1. Politics

ANALYSIS: Toronto is spoiling for a legal fight with Queen’s Park. Does it have a case?

The province says new legislation kills the city’s ‘green standard’ for construction. The city disagrees — but it’s picking a losing battle
Written by John Michael McGrath
Ontario Premier Doug Ford, left, speaks during a press conference regarding housing development in the Greater Toronto Area, as Toronto Mayor Olivia Chow, right, looks on. (CP/Arlyn McAdorey)

When Toronto mayor Olivia Chow and Premier Doug Ford signed the “New Deal for Toronto” in late 2023, I praised the mayor for cutting her losses in a fight she was never going to win: Chow, despite substantial pressure from activists in the city’s political left, traded away a long, performative, and ultimately doomed fight over Ontario Place for a major structural improvement in the city’s finances. You don’t have to like Ford’s plans for Ontario Place to recognize the realism of that move, and the results of the 2025 Ontario election — in which, not incidentally, the Tories once again won 10 of the city’s 25 seats — mean that provincial policy isn’t changing anytime soon.

So then why is Toronto now spoiling for a legal battle with the province that it’s certain to lose, if it hasn’t already lost?

At issue here is the fate of the Toronto Green Standard, a set of rules that includes both compulsory and voluntary measures the city says reduce the construction industry’s environmental impact. The compulsory part of the TGS was already the subject of a lawsuit from RESCON, one of the province’s largest developer lobbies, arguing that the TGS exceeded the city’s legal authority.

This spring the Ford government introduced Bill 17, the Protect Ontario by Building Faster and Smarter Act, which the government says reaffirms that Ontario municipalities cannot, and have never had the power to, impose additional building requirements above and beyond those required by the provincial building code.

The government all but confirmed from the outset that it had the TGS in its sights; during a technical briefing with reporters before the bill had even been formally introduced in the legislature, I asked ministry staff if this part of Bill 17 was aimed specifically at the TGS. They confirmed it was.

The City of Toronto argues that while the province may have aimed for the TGS, it missed. City staff have said, both in reports to the executive committee chaired by Chow and in response to questions from reporters, that the city’s legal authority to impose the TGS is unaffected by Bill 17.

The legislative details here are unavoidable, so bear with me here.

Bill 17 amended both the Municipal Act and the City of Toronto Act (between the two of them, covering all of Ontario’s municipalities) to say that, despite the wording in both those laws that says municipal powers should be interpreted broadly except where otherwise specifically limited by law, the province does “not authorize a municipality to pass by-laws respecting the construction or demolition of buildings.”

The City of Toronto’s lawyers, however, say that the legal authority to impose the TGS didn’t come from the city’s general powers under Sections 7 and 8 of the City of Toronto Act — and thus the TGS is intact. There’s a hitch, though: despite multiple requests from TVO Today, city officials would not indicate what legal authority (either in the City of Toronto Act or other provincial legislation) actually underpins the TGS, citing the ongoing legal dispute with RESCON.

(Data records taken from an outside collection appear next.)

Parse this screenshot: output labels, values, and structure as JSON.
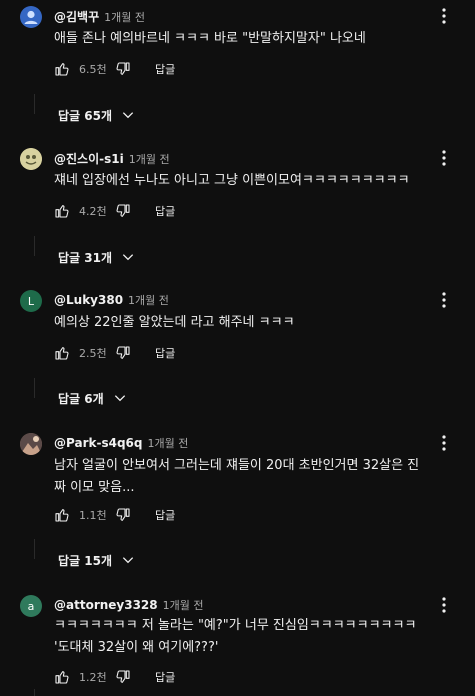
{
  "comments": [
    {
      "author": "@김백꾸",
      "time": "1개월 전",
      "avatar_letter": "",
      "avatar_color": "#3567c4",
      "lines": [
        "애들 존나 예의바르네 ㅋㅋㅋ 바로 \"반말하지말자\" 나오네"
      ],
      "likes": "6.5천",
      "reply_label": "답글",
      "replies_label": "답글 65개"
    },
    {
      "author": "@진스이-s1i",
      "time": "1개월 전",
      "avatar_letter": "",
      "avatar_color": "#c9c08a",
      "lines": [
        "쟤네 입장에선 누나도 아니고 그냥 이쁜이모여ㅋㅋㅋㅋㅋㅋㅋㅋㅋ"
      ],
      "likes": "4.2천",
      "reply_label": "답글",
      "replies_label": "답글 31개"
    },
    {
      "author": "@Luky380",
      "time": "1개월 전",
      "avatar_letter": "L",
      "avatar_color": "#1e6b4a",
      "lines": [
        "예의상 22인줄 알았는데 라고 해주네 ㅋㅋㅋ"
      ],
      "likes": "2.5천",
      "reply_label": "답글",
      "replies_label": "답글 6개"
    },
    {
      "author": "@Park-s4q6q",
      "time": "1개월 전",
      "avatar_letter": "",
      "avatar_color": "#8a6a5a",
      "lines": [
        "남자 얼굴이 안보여서 그러는데 쟤들이 20대 초반인거면 32살은 진",
        "짜 이모 맞음..."
      ],
      "likes": "1.1천",
      "reply_label": "답글",
      "replies_label": "답글 15개"
    },
    {
      "author": "@attorney3328",
      "time": "1개월 전",
      "avatar_letter": "a",
      "avatar_color": "#2f7a5c",
      "lines": [
        "ㅋㅋㅋㅋㅋㅋㅋ 저 놀라는 \"예?\"가 너무 진심임ㅋㅋㅋㅋㅋㅋㅋㅋㅋ",
        "'도대체 32살이 왜 여기에???'"
      ],
      "likes": "1.2천",
      "reply_label": "답글",
      "replies_label": ""
    }
  ],
  "icons": {
    "like": "thumb-up-icon",
    "dislike": "thumb-down-icon",
    "more": "more-vert-icon",
    "expand": "chevron-down-icon"
  }
}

(This is irritating and another example of the contempt that Canadian governments seem to hold for the public: yes, public officials should be careful about what they say about matters currently before the courts. But the city is allowed to answer a basic factual question about a substantial dispute between it and the province.) 

Even if the city’s lawyers are pedantically correct about Bill 17, Toronto isn’t going to win this fight for the same reason it was never going to win the fight over Ontario Place: the province holds all the cards. This is purely a matter of provincial jurisdiction and if the Ford government needs to introduce successor legislation to put more nails in the green standard’s coffin, they’re going to do that.

This isn’t speculation: the province has already put the city on warning in a letter from the deputy minister of municipal affairs and housing, first reported by the Toronto Star and subsequently provided to TVO Today. In it, the province warns the city that “the government is prepared to take additional legislative action to ensure municipalities are adhering to the provincial framework.”

The case of the TGS is distinct from other legal battles the city has faced, for example shrinking Toronto City Council, or even removing the city’s bike lanes, where the question was whether the province was violating Charter rights. Those arguments received (or are receiving) a fair hearing in front of an Ontario judge. When it comes to the province’s building code, there’s just not really a plausible case that the legislature is exceeding its powers by insisting on the primacy of the provincial building code.

Just as one doesn’t have to like Doug Ford’s plans for Ontario Place, one doesn’t have to celebrate the death of the Toronto Green Standard. All else being equal, I’d prefer we build better, greener cities than the bare minimum required by Ontario law. But wasting time and money in costly legal battles you’re going to lose doesn’t serve anyone’s interest, least of all Toronto’s taxpayers.